There are many benefits to running your own server. The three biggies for me are:
1. Control. A third party can change anything about the service any time they want, and if you don't like the change they made you're screwed.
2. Expectation of privacy. Because I am not contracting with a third party, the government cannot argue that I have waived my right to privacy. (As a practical matter of course this matters not at all. If the government -- or anyone with the right technical skill and access -- wants to read your email they will. But if push ever comes to shove in a court of law it could matter.)
3. Spam filtering. I think the whole industry is doing it wrong. The Right Way to filter spam is to use your outgoing mail as ground truth for what is not spam. I have a custom spam filter that I wrote based on this idea and it works like a charm. No Bayesian analysis needed. I don't even look at content at all. Just the headers are enough to achieve >99% accuracy.

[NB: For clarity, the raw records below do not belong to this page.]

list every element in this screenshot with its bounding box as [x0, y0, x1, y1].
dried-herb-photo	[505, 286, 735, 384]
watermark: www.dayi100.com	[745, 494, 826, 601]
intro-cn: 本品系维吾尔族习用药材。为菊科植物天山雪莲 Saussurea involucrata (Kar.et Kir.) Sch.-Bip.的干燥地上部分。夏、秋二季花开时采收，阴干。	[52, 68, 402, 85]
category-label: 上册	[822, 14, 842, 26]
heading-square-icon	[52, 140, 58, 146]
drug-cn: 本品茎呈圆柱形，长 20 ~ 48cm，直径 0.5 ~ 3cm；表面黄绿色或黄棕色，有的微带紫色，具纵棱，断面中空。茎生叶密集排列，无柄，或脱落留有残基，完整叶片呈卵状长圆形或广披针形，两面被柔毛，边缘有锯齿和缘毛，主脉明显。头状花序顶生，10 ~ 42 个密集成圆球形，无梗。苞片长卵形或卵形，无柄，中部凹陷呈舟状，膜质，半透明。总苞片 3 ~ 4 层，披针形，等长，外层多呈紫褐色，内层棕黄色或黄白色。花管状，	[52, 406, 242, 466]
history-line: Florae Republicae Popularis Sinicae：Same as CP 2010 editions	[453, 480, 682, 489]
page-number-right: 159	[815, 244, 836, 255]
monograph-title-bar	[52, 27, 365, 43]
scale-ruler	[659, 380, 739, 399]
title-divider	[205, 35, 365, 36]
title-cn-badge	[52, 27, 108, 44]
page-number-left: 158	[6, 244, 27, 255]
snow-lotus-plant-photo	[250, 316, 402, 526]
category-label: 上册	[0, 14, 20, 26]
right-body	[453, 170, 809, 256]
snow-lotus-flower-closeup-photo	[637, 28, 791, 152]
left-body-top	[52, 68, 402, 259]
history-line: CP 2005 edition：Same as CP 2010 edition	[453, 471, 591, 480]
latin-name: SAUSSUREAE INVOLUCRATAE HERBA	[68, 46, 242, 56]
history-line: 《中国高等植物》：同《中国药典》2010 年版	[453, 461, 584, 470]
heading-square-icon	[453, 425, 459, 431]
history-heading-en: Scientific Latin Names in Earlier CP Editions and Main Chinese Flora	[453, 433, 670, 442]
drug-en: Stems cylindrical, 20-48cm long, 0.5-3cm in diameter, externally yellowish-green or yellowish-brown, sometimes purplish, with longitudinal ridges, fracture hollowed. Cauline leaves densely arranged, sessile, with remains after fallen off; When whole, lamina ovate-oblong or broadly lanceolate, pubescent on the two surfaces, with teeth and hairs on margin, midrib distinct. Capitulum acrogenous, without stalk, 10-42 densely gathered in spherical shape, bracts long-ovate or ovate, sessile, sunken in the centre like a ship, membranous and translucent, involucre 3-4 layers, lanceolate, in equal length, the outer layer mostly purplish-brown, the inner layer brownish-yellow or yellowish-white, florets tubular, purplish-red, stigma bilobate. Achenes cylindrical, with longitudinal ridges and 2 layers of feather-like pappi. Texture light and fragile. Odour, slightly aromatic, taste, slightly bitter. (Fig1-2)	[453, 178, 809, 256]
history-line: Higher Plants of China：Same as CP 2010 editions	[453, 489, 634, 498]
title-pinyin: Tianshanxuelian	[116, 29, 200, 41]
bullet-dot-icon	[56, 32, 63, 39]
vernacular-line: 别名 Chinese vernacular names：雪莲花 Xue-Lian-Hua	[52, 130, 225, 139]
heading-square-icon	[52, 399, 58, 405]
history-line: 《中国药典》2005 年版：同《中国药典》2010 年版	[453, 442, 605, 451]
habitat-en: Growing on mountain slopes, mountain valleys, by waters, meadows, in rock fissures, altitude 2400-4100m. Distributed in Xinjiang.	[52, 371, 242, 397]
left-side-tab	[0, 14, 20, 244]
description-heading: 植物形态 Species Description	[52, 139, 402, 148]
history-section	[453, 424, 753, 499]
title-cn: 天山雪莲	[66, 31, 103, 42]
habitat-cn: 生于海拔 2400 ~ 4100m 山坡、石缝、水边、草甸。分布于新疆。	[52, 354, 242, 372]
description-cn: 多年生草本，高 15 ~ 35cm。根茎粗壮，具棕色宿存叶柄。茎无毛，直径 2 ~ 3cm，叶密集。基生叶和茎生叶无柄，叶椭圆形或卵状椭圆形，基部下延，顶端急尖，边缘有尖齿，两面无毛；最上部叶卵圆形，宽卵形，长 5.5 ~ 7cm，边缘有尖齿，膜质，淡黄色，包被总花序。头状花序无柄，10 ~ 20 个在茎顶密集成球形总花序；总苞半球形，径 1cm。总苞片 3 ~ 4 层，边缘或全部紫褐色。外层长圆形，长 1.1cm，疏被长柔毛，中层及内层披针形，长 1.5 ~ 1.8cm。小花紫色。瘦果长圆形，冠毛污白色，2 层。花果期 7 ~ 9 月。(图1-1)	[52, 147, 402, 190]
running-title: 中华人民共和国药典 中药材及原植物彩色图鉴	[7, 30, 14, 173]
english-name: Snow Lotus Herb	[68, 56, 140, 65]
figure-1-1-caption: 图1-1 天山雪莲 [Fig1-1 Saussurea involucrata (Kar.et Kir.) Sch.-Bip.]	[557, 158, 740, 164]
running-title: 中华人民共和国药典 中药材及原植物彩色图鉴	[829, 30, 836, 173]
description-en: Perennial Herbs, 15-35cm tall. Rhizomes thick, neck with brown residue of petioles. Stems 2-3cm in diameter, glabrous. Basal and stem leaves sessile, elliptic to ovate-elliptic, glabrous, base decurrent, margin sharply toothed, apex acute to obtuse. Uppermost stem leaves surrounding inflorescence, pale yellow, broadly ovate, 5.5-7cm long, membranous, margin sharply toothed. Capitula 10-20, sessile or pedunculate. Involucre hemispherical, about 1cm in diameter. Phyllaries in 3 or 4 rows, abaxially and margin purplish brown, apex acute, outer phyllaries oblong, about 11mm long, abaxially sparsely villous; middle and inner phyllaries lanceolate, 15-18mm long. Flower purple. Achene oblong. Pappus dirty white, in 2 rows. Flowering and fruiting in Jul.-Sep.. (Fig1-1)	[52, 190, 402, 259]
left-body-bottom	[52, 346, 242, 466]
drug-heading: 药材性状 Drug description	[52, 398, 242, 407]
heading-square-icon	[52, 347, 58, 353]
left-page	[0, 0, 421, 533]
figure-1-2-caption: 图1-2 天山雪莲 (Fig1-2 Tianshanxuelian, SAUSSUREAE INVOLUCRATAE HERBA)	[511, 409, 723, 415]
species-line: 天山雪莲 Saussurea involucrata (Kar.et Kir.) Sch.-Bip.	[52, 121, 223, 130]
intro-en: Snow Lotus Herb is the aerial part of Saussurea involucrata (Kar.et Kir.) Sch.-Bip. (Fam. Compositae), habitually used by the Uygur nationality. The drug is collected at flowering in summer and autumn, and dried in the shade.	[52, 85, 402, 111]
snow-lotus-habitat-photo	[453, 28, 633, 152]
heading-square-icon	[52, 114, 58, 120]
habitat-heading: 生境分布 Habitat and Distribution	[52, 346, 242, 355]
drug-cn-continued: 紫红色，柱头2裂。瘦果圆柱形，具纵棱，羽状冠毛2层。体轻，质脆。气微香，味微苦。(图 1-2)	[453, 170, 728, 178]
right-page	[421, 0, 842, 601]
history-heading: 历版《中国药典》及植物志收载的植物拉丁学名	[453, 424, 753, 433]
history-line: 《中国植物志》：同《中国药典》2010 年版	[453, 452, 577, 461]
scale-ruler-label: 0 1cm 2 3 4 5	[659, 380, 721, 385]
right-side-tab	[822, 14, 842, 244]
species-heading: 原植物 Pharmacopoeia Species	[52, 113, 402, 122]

Anything that comes in from an address I have never seen before is handled specially. But it's not hard to filter out the obvious spam. Just a handful of heuristics on the from and subject lines (e.g. if the sender's name contains common English words it's probably spam) takes care of >90% of the cold calls. The rest I just look through manually once a day or so.
I was planning to institute a system where my contact page included a special keyword to include in the subject line to get past the spam filter, but that has turned out not to be necessary so I haven't implemented that yet.
The only remaining case is things like confirmation emails for new accounts, but those just get lumped in with the other cold calls. They are super-easy to spot because I'm almost always expecting them, so they are always at the top of the list.